Justify why you think that images and sounds are subject to the same
transformations.


The less sample rate you have in digital audio, the lower the
frequency of the audio must be in order to prevent aliasing. There
isn't enough bandwidth to include the higher-pitches.

Similarly an imaging device with insufficient spatial bandwidth will
result in image distortion if excessively fine detail is put into the
camera.


That's true only if you mean spatial aliasing. Otherwise, you're using
"distortion" in a non-standard way.

Hence, if you want to get decent imagery in a low-bandwidth imaging
device, your best bet is to decrease the spatial frequency because
transferring it into the imaging device.


More nonsense. Think about it and tell me why.

Just like if you have an 11.025-KHz-sample-rate digital audio device,
you need to make sure the pitch of the audio you are inputting into
the device does not exceed 5.5125 KHz.


How does that make for "decent imagery? It amounts to a low-pass filter,
about which you remarked, "ugh".

How is it false?


Images have no visual equivalent of pitch. Pitch is temporal. Images are
spatial.


Spatial frequency is how fine or dull an image is. Pitch is determined
by audio frequency. I am using the spatial frequency as an analogy.

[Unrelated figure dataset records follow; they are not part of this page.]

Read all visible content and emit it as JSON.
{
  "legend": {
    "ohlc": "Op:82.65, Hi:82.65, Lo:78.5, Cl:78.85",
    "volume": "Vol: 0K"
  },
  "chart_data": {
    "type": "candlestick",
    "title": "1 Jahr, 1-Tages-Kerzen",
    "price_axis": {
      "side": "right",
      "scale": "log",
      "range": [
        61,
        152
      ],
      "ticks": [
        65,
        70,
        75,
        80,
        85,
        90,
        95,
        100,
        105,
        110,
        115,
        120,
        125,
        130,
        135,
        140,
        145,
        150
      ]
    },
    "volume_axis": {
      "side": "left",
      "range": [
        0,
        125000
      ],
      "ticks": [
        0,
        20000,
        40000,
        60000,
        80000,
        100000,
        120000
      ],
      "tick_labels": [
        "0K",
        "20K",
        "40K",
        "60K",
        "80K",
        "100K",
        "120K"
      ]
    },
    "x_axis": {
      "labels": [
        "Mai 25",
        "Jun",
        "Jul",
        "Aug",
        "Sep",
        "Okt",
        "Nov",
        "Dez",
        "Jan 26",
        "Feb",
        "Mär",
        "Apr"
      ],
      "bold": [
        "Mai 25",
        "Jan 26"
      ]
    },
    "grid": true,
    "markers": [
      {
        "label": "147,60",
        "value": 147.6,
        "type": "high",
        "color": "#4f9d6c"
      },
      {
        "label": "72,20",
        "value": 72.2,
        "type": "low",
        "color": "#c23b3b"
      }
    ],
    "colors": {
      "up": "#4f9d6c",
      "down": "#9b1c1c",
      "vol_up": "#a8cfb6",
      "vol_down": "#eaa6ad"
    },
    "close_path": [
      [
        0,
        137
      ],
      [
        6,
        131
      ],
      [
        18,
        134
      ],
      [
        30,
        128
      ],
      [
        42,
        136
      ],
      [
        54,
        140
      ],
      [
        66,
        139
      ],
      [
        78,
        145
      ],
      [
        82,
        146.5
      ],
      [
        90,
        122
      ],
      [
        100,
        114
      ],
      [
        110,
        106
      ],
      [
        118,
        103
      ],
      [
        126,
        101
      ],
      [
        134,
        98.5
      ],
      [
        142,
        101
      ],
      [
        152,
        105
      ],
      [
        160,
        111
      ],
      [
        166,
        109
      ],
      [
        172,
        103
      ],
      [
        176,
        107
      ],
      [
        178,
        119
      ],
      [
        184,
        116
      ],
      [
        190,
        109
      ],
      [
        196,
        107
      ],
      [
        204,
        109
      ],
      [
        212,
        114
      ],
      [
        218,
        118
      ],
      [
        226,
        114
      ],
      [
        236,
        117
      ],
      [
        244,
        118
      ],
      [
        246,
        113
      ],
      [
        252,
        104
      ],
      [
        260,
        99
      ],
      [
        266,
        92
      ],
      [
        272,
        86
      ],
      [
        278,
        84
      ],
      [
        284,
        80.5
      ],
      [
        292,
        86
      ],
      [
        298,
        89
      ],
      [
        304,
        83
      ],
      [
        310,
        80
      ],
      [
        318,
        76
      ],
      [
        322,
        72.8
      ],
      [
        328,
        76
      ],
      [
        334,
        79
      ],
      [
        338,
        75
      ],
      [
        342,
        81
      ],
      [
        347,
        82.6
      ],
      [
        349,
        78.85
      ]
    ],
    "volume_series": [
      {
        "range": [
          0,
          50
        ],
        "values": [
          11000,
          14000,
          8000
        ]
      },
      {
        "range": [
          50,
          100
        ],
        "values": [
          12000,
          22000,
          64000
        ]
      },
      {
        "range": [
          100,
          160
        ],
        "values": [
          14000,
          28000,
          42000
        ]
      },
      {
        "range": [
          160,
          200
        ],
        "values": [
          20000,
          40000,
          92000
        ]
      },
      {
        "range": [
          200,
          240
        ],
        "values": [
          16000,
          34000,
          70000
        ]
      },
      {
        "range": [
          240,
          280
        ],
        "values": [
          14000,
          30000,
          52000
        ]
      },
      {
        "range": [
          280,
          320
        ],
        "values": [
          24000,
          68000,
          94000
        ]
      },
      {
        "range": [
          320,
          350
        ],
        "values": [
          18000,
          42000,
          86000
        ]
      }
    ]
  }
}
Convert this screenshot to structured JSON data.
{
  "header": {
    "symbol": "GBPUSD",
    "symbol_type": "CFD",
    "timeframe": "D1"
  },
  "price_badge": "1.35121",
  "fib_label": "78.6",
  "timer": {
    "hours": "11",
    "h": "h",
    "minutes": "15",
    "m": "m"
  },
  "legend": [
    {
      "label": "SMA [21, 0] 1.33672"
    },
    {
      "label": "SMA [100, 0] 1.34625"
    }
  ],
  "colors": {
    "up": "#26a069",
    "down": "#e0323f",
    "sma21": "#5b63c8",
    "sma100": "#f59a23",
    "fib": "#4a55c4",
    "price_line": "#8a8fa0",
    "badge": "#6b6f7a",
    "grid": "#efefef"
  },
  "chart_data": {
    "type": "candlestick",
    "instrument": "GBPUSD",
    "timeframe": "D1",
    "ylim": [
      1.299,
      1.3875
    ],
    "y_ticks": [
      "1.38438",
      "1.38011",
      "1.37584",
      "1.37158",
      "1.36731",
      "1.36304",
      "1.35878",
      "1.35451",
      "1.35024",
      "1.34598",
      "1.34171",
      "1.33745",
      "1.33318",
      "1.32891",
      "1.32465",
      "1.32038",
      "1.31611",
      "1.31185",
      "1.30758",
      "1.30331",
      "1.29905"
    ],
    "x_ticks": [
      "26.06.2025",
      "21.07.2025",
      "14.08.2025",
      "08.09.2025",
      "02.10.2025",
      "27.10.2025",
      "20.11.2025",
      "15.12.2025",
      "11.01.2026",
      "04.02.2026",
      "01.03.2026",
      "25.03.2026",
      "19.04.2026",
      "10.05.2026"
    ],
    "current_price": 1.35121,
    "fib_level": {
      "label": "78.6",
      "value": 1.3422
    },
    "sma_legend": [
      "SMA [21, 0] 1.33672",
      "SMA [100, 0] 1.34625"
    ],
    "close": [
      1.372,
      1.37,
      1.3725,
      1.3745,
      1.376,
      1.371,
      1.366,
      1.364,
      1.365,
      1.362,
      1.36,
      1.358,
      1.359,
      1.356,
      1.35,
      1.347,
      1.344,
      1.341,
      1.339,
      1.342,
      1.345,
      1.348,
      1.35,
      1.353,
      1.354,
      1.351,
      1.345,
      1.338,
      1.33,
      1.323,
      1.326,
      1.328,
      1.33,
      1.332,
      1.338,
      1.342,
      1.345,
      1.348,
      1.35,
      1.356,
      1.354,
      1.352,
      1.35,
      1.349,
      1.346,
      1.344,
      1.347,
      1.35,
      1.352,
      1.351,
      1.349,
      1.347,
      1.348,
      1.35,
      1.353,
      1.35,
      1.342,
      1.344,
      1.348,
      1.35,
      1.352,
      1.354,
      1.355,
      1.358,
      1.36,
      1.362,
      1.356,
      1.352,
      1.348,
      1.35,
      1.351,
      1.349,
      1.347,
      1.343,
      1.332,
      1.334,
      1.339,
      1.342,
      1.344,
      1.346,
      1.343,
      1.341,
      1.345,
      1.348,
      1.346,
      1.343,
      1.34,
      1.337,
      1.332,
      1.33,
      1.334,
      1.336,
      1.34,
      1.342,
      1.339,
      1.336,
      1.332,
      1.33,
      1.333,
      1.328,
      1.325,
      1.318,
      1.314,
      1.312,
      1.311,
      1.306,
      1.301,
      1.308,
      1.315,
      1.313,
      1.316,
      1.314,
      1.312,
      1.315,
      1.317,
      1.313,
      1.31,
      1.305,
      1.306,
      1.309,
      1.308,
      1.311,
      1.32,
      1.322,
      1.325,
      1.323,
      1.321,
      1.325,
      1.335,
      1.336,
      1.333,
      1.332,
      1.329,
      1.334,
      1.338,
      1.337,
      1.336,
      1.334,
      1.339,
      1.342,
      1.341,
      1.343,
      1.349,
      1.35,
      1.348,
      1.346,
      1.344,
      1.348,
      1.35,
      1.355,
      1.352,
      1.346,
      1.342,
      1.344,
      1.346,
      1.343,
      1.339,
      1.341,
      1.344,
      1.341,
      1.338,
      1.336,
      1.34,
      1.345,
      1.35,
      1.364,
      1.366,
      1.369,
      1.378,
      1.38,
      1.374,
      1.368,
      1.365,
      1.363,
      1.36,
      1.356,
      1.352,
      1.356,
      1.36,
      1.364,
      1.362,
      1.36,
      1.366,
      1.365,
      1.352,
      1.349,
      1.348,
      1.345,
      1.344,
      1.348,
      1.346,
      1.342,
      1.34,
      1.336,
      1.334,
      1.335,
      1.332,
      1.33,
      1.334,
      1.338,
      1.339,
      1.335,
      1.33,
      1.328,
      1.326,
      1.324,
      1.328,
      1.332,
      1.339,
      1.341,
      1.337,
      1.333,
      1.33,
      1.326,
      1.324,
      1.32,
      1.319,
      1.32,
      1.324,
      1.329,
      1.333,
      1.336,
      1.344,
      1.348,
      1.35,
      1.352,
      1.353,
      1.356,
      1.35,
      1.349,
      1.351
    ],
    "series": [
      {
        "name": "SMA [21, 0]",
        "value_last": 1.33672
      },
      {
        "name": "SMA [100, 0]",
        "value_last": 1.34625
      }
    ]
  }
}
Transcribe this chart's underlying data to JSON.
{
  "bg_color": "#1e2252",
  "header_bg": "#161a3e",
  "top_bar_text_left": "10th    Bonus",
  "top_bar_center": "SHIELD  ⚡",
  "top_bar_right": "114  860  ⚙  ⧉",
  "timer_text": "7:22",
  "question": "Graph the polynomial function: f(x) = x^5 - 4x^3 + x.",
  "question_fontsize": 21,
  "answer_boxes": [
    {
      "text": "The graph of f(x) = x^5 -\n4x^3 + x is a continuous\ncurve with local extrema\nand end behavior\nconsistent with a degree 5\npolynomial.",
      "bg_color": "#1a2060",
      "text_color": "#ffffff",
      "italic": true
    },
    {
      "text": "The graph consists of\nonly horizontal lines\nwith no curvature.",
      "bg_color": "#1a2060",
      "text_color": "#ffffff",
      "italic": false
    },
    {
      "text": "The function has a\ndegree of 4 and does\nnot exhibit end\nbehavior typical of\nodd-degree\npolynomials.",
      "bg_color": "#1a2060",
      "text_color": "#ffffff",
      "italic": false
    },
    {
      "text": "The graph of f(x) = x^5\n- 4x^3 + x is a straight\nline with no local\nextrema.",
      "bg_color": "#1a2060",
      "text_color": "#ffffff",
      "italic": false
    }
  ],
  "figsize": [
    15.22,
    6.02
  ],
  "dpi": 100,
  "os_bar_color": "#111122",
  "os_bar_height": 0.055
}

Stop with analogies. Say what you mean.

Here's the picture of you that I have in my head: You were a precocious
kid, and impressed those around by asking questions that were further
out than what most kids asked. (Reading a lot leads one to do that.) The
adults around you patted you on the head and praised you for digging
into subjects they knew little or nothing about.* They knew so little
about it that they didn't understand much of what you talked about, and
so couldn't set you back on the rails when you wandered away from
reality. No matter, the praise kept coming anyway, and you learned that
if you imagined something, it was golden. It wasn't really, but those
around you taught you to believe that it was. Now you find yourself
going on about your imaginings with people who _do_ understand the
subject you fantasize about and their reaction hurts, but you're finding
it very hard to get out of bull**** mode and ask basic questions. It
hasn't sunk in yet that you don't even have basic answers because you
still believe that the fantasies you construct are real. I hope you get
over that. In the meanwhile, I feel sorry for you.

Jerry
___________________________________
* From Gilbert and Sullivan's /Patience/: "If this young man expresses
himself in terms too deep for me/ Why what a very singularly deep young
man/ This deep young man must be" Your type has been mocked a long time.
--
Engineering is the art of making what you want from things you can get.